Ressaltamos ainda em suas falas, geralmente breves, mas cheias de conteúdo passados de forma simples, carregadas de parábolas, comunicando-se de maneira envolvente e contundente: “Bote fé: o que significa? Quando se prepara um bom prato e falta o sal, você então bota o sal; se falta o azeite, então bota o azeite. Botar é colocar, derramar.” O papa afirmou que o mesmo processo ocorre na vida, que também precisaria ser “temperada” com elementos espirituais para ser plena. “Bote fé e a vida terá um sabor novo, terá uma bússola que indica a direção. Bote esperança, e todos os seus dias serão iluminados.”

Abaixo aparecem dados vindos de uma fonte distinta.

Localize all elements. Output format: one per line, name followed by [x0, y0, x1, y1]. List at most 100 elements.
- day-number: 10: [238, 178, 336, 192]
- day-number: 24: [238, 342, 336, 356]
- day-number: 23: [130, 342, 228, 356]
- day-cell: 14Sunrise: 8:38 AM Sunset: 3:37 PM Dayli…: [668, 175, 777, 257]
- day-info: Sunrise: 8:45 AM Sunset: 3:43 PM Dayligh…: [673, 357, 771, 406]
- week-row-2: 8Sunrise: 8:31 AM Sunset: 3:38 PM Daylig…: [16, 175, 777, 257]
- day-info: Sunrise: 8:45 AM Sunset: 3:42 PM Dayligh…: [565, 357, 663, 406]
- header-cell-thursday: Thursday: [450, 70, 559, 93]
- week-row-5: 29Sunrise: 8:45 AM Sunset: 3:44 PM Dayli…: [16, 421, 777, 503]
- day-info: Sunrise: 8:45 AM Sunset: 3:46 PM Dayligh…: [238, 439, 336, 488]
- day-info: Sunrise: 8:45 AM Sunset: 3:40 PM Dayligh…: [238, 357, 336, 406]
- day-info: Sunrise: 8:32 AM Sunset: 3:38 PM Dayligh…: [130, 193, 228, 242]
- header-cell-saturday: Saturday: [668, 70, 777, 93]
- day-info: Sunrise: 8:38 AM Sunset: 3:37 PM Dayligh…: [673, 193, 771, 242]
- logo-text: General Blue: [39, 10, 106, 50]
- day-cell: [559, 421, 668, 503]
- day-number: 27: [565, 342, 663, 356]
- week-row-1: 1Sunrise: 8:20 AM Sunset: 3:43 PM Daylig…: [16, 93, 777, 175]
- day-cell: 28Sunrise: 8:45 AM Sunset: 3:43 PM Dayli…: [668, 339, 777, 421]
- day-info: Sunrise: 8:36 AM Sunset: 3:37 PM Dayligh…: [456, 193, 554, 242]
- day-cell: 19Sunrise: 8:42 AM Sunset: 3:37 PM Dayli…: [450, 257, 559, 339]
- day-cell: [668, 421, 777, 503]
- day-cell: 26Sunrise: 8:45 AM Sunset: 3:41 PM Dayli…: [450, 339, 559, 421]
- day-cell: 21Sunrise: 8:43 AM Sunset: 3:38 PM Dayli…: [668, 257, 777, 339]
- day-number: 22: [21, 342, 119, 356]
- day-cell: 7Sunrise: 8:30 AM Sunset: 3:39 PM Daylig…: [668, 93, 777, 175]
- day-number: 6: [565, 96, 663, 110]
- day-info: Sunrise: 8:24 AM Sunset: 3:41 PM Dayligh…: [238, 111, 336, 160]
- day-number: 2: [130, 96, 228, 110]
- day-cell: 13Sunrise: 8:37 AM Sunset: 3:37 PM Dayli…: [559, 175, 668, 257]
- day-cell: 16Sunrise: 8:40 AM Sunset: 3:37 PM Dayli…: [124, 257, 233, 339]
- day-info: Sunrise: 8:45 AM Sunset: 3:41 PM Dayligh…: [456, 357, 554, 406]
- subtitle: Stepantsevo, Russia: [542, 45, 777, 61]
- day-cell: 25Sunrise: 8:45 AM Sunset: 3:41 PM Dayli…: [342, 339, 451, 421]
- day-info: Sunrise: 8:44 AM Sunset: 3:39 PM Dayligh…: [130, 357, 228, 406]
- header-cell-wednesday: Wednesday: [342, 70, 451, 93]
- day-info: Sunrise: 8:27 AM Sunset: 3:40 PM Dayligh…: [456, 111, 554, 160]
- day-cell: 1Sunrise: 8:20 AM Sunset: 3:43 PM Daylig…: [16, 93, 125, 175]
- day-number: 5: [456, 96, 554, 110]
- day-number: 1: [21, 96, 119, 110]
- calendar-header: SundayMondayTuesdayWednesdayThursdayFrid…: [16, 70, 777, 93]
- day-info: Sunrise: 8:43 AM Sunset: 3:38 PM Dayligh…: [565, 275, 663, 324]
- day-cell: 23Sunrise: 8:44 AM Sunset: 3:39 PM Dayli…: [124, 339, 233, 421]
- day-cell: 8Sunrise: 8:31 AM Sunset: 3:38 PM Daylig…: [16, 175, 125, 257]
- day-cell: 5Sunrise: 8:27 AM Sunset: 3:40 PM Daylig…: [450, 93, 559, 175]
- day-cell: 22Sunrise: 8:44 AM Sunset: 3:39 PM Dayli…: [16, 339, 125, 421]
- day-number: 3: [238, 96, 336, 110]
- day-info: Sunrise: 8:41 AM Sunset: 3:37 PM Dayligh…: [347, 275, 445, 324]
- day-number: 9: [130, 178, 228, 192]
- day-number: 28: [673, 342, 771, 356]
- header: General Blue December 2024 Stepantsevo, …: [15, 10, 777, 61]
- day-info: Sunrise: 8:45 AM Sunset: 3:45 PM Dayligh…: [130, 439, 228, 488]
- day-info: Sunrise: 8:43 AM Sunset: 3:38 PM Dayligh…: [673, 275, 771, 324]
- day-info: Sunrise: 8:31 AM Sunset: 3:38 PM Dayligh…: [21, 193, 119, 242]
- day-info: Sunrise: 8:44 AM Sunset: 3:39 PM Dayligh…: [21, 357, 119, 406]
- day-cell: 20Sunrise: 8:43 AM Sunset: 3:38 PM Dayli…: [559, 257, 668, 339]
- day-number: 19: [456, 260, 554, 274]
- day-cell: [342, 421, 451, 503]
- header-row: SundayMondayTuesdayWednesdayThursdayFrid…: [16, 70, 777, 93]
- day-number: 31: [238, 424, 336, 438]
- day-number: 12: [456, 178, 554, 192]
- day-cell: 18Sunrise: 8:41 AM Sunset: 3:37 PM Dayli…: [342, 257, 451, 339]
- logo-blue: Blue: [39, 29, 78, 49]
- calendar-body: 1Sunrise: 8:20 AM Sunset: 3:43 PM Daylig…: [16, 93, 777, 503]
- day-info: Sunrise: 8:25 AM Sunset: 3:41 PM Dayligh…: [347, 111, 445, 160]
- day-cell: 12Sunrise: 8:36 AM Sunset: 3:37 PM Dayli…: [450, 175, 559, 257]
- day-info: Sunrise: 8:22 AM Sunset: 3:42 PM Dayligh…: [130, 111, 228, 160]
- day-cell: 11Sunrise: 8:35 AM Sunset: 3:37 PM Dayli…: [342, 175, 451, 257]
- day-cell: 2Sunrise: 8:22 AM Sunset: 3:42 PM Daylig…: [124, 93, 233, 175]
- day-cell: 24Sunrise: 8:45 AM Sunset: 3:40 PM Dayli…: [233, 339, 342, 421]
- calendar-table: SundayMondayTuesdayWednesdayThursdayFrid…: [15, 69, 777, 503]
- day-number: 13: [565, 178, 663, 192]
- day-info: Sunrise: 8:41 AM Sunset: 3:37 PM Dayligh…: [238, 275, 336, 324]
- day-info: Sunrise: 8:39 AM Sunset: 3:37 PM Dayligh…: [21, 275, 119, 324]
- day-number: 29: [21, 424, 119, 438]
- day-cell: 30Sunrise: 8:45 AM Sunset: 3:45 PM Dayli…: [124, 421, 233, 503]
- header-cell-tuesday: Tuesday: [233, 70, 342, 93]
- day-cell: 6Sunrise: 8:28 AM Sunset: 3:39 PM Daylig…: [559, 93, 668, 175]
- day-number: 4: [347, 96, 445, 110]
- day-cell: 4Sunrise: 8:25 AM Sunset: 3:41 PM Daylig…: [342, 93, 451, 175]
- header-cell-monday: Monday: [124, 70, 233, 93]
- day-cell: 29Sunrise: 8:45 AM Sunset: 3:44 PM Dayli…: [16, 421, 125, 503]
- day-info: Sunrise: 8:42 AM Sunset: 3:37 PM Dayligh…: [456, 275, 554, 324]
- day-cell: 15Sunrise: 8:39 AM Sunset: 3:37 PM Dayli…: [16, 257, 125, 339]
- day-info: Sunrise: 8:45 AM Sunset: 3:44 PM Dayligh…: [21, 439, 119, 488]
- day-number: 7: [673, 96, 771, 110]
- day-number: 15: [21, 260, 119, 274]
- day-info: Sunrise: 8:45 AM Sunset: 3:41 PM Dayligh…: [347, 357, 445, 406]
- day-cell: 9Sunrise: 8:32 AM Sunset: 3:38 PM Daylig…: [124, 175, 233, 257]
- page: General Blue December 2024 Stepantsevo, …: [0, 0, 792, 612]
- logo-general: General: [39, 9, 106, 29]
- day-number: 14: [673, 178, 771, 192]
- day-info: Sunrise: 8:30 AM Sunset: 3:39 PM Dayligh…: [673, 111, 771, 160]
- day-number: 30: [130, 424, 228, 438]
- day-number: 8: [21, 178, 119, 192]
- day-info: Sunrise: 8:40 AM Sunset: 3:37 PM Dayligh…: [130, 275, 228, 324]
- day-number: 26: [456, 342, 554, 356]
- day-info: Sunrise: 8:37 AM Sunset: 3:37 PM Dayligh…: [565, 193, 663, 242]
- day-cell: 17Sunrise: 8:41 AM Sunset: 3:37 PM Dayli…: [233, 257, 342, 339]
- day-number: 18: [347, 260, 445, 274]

Papa Francisco salientou em suas colocações as figuras do jovem e do idoso que ele disse serem esquecidos e deixados de lado pela sociedade pragmática e capitalista, pois aquele ainda não produz e este não produz mais. No entanto, os idosos têm a sabedoria da vida e os jovens têm o futuro a construir no presente, aqui e agora.

Lembrando de sua passagem entre nós, nos remetemos aos discípulos de Emaús, que caminhavam tristes pela morte do Mestre, mas ao vê-lo caminhando do seu lado, sentiram  o coração arder enquanto Ele lhes falava e estava com eles. (Cf. Lc 24,13-35). Só que esta experiência se estendeu à pregação dos Seus ensinamentos, já que eles foram testemunhas de Sua Ressurreição.

Depois de sua estada entre nós, pensamos que seu legado reside no fato de nós aceitarmos também sua convocação para uma missão, a de sairmos de nós mesmos, de nosso egoísmo; de nos envolvermos na política, como uma obrigação de cidadãos e cristãos, para não fazermos como Pilatos e lavar as mãos, e, assim, irmos até as periferias da existência, promovendo a cultura do encontro, pensando a ação a partir da periferia, daqueles que estão mais afastados, construindo comunidades mais simples e com efetiva participação feminina, ativa em debates como educação, saúde e paz social.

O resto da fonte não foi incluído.